You see, Chanukah celebrates not losing our Judaism to the larger culture--then and now. We're taught that back in the days of the Maccabees, it was a miracle that one night's oil lasted eight nights. And all these years later, even through the darkness-the thousands of years of peril and persecution--the Jewish people are still glowing bright. In fact, our light, the light of the Jewish people, shines brighter than ever.
That's the real miracle of Chanukah. The miracle is all of us, the Jewish people, who endure and glow.
Like so many of my contemporaries, I've attended YLD's Big Event Fundraiser every year for the past decade. Besides being a huge standup fan, and loving the comedy performance, the show off stage is pretty entertaining too. It's sort of like a modern, Jewish version of This is Your Life , a 1950s game show (from before our time) where people from the contestants' past surprise them during the show.
Indeed, my Big Event edition of This is Your Life usually includes running into former Hebrew school classmates, friends from YLD's LEADS program, colleagues from Jewish communal life, and guys I've met back when I was single on awkward JDates--okay I guess no miracle is perfect.
So what's the secret sauce to this annual event that draws one of the largest gatherings of Jewish young adults in the country? Maybe it's less complicated than we think. For it really all goes back to that basic human need for connection. Philosophers and scientists agree that the largest indicator of happiness is building strong relationships of all kinds with other people. And as Jews in America, and particularly in Chicago, one of the strongest Jewish communities in the country, we're blessed with the resources and tools to make forging connections easier.

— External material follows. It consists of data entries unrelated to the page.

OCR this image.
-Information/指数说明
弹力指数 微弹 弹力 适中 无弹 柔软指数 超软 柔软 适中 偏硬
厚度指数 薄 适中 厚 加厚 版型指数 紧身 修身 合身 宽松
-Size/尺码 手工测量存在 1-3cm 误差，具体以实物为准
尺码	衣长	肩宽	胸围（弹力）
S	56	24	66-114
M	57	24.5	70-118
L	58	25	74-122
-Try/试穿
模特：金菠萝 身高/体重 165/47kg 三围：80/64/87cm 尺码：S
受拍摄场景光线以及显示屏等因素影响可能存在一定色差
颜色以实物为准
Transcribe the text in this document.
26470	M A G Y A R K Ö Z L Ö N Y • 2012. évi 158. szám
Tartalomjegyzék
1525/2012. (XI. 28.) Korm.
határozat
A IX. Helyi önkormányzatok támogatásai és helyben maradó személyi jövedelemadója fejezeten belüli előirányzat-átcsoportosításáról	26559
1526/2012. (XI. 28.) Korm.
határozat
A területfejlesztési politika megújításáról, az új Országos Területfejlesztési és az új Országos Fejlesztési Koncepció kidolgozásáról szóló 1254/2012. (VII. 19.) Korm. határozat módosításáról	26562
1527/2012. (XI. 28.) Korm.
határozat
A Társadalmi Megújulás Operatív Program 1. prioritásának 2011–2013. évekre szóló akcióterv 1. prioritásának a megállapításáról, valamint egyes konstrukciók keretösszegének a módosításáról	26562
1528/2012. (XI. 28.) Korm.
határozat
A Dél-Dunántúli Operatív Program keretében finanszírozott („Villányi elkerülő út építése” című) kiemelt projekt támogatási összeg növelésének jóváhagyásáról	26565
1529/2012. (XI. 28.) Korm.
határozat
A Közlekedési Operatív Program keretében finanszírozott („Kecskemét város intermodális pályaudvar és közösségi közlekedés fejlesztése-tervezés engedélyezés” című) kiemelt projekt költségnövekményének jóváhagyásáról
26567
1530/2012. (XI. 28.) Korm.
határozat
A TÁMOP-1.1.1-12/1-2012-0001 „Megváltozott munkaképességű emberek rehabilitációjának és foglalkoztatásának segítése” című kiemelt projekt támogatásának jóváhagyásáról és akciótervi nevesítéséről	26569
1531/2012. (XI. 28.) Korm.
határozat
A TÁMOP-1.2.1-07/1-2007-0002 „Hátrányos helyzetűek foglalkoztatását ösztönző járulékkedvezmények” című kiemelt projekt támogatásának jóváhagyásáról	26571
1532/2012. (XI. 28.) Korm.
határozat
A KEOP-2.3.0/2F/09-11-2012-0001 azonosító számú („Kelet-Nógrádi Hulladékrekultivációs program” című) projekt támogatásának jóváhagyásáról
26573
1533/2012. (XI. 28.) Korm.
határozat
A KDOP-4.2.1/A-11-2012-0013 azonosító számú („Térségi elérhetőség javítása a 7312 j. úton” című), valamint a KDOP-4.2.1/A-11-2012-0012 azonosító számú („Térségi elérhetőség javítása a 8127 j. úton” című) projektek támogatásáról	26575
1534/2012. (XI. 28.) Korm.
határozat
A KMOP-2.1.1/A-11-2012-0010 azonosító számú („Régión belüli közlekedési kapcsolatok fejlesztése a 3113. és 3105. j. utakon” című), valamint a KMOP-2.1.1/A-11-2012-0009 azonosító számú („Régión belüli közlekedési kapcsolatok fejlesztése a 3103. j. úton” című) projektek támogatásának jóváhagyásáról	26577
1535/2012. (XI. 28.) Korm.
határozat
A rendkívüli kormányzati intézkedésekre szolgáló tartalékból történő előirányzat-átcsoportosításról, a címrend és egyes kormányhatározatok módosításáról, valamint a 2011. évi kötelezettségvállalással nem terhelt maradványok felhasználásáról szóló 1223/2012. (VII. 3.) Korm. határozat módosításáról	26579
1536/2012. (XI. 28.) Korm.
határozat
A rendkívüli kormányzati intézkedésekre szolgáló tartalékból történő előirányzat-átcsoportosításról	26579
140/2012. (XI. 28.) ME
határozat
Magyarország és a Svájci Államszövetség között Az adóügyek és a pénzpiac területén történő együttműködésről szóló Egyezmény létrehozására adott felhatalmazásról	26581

We're members of a community that connect to each other in so many ways--through Torah, family, love, Shabbat, holidays, food, and through comedy too. A friend, who isn't Jewish, recently remarked to me that he admires the Jewish people because we always have each other's backs, and in this big, tough world of ours, it's comforting to have a built-in community looking out for one another.
So thousands of years after that great miracle happened over there, indeed a great miracle is still happening here.
Hope your Chanukah is full of light and miracles.